The 2008 global credit crisis burst Tauranga's property bubble. The city's 2009 revaluation wiped out gains made since 2006 and retreated a further 4 per cent. Little has changed since then, with average values for most of the city's 47,000 residential properties mostly retreating by a further 1 or 2 per cent.

The main exceptions to this trend, the suburbs of Bellevue, Maungatapu, and Welcome Bay, indicated how the busiest section of the market since 2009 has been lower-priced properties. Pyes Pa and Bethlehem held steady with no change in overall values, while the blue chip suburb of Matua bucked the trend for the upper end of the market and notched up a 2 per cent rise in values.

And properties where the land itself had a significant value, such as coastal properties, may see bigger drops in value than other residential properties.
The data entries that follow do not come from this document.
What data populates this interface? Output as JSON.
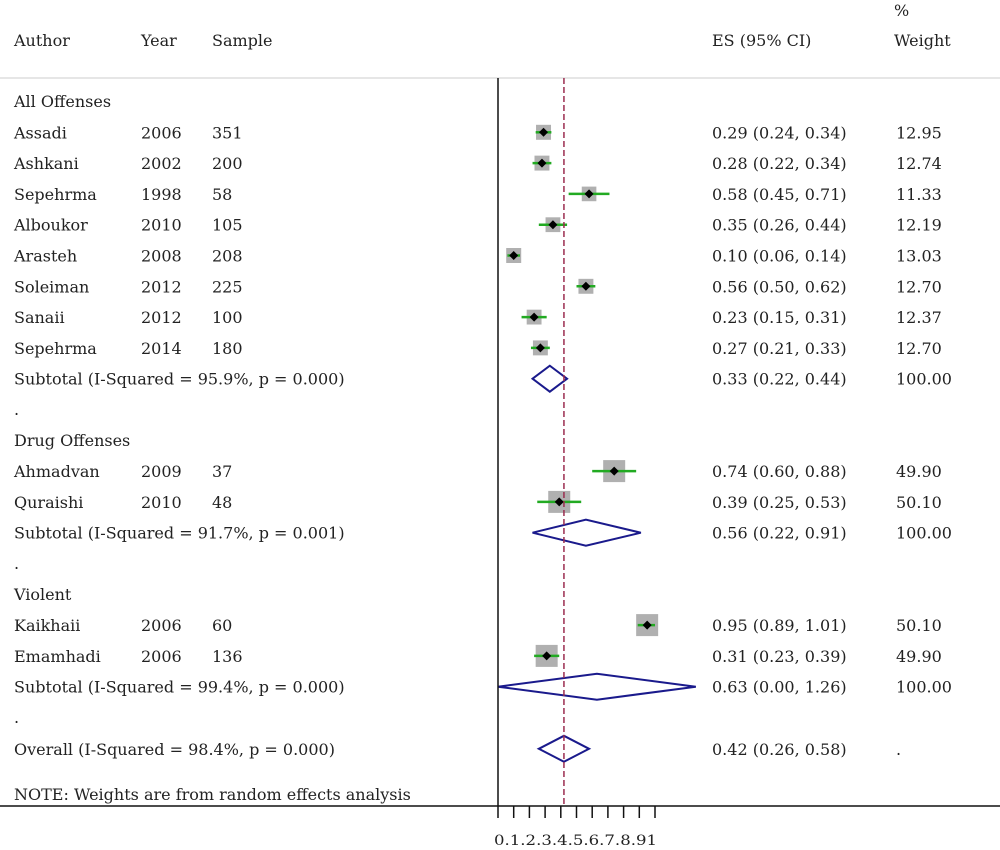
{
  "chart_data": {
    "type": "forest",
    "headers": {
      "author": "Author",
      "year": "Year",
      "sample": "Sample",
      "es": "ES (95% CI)",
      "weight_top": "%",
      "weight": "Weight"
    },
    "reference_line": 0.42,
    "x_axis": {
      "range": [
        0,
        1
      ],
      "ticks": [
        0,
        0.1,
        0.2,
        0.3,
        0.4,
        0.5,
        0.6,
        0.7,
        0.8,
        0.9,
        1
      ],
      "tick_label_text": "0.1.2.3.4.5.6.7.8.91"
    },
    "groups": [
      {
        "name": "All Offenses",
        "studies": [
          {
            "author": "Assadi",
            "year": "2006",
            "sample": "351",
            "es": 0.29,
            "lo": 0.24,
            "hi": 0.34,
            "es_text": "0.29 (0.24, 0.34)",
            "weight": "12.95"
          },
          {
            "author": "Ashkani",
            "year": "2002",
            "sample": "200",
            "es": 0.28,
            "lo": 0.22,
            "hi": 0.34,
            "es_text": "0.28 (0.22, 0.34)",
            "weight": "12.74"
          },
          {
            "author": "Sepehrma",
            "year": "1998",
            "sample": "58",
            "es": 0.58,
            "lo": 0.45,
            "hi": 0.71,
            "es_text": "0.58 (0.45, 0.71)",
            "weight": "11.33"
          },
          {
            "author": "Alboukor",
            "year": "2010",
            "sample": "105",
            "es": 0.35,
            "lo": 0.26,
            "hi": 0.44,
            "es_text": "0.35 (0.26, 0.44)",
            "weight": "12.19"
          },
          {
            "author": "Arasteh",
            "year": "2008",
            "sample": "208",
            "es": 0.1,
            "lo": 0.06,
            "hi": 0.14,
            "es_text": "0.10 (0.06, 0.14)",
            "weight": "13.03"
          },
          {
            "author": "Soleiman",
            "year": "2012",
            "sample": "225",
            "es": 0.56,
            "lo": 0.5,
            "hi": 0.62,
            "es_text": "0.56 (0.50, 0.62)",
            "weight": "12.70"
          },
          {
            "author": "Sanaii",
            "year": "2012",
            "sample": "100",
            "es": 0.23,
            "lo": 0.15,
            "hi": 0.31,
            "es_text": "0.23 (0.15, 0.31)",
            "weight": "12.37"
          },
          {
            "author": "Sepehrma",
            "year": "2014",
            "sample": "180",
            "es": 0.27,
            "lo": 0.21,
            "hi": 0.33,
            "es_text": "0.27 (0.21, 0.33)",
            "weight": "12.70"
          }
        ],
        "subtotal": {
          "label": "Subtotal  (I-Squared = 95.9%, p = 0.000)",
          "es": 0.33,
          "lo": 0.22,
          "hi": 0.44,
          "es_text": "0.33 (0.22, 0.44)",
          "weight": "100.00"
        }
      },
      {
        "name": "Drug Offenses",
        "studies": [
          {
            "author": "Ahmadvan",
            "year": "2009",
            "sample": "37",
            "es": 0.74,
            "lo": 0.6,
            "hi": 0.88,
            "es_text": "0.74 (0.60, 0.88)",
            "weight": "49.90"
          },
          {
            "author": "Quraishi",
            "year": "2010",
            "sample": "48",
            "es": 0.39,
            "lo": 0.25,
            "hi": 0.53,
            "es_text": "0.39 (0.25, 0.53)",
            "weight": "50.10"
          }
        ],
        "subtotal": {
          "label": "Subtotal  (I-Squared = 91.7%, p = 0.001)",
          "es": 0.56,
          "lo": 0.22,
          "hi": 0.91,
          "es_text": "0.56 (0.22, 0.91)",
          "weight": "100.00"
        }
      },
      {
        "name": "Violent",
        "studies": [
          {
            "author": "Kaikhaii",
            "year": "2006",
            "sample": "60",
            "es": 0.95,
            "lo": 0.89,
            "hi": 1.01,
            "es_text": "0.95 (0.89, 1.01)",
            "weight": "50.10"
          },
          {
            "author": "Emamhadi",
            "year": "2006",
            "sample": "136",
            "es": 0.31,
            "lo": 0.23,
            "hi": 0.39,
            "es_text": "0.31 (0.23, 0.39)",
            "weight": "49.90"
          }
        ],
        "subtotal": {
          "label": "Subtotal  (I-Squared = 99.4%, p = 0.000)",
          "es": 0.63,
          "lo": 0.0,
          "hi": 1.26,
          "es_text": "0.63 (0.00, 1.26)",
          "weight": "100.00"
        }
      }
    ],
    "group_separator": ".",
    "overall": {
      "label": "Overall  (I-Squared = 98.4%, p = 0.000)",
      "es": 0.42,
      "lo": 0.26,
      "hi": 0.58,
      "es_text": "0.42 (0.26, 0.58)",
      "weight": "."
    },
    "note": "NOTE: Weights are from random effects analysis",
    "colors": {
      "ci_line": "#22aa22",
      "point": "#000000",
      "weight_box": "#b0b0b0",
      "diamond": "#1a1a8c",
      "reference_line": "#9b2d4f",
      "axis": "#111111",
      "divider": "#cccccc"
    }
  }
}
The council report said there had generally been small decreases in the value of industrial and commercial properties. However, it noted that ``a number of influences had created some bigger changes in some commercial and industrial properties''.

Residential properties at Greerton, Maungatapu/Welcome Bay and the Mount notched up the biggest range of changes in values, swinging from 10 per cent drops to 5 per cent increases.

Elsewhere, the changes were mostly within a range of 10 per cent, while changes in values for Matua and Tauriko stayed within tight bands of 5 per cent and 3 per cent respectively.

The new values will be used to calculate rates over the next three years. However, because the majority of valuations were relatively flat, the impact on how rates were distributed would be minimal.

The council's rates and land information team leader, Jim Taylor, said that when revaluations were relatively flat the percentage changes were set more by the budgets struck by the council.

If the values do not move much then how the rates were distributed would not change, so the main influence was how much the council increased its rate take.

The council's 10-year plan showed rates were forecast to rise by 2.2 per cent next year. New valuation notices will be sent out to ratepayers from November 14 and objections close on January 11. The revaluation was carried out by independent registered valuers LandMass Technology.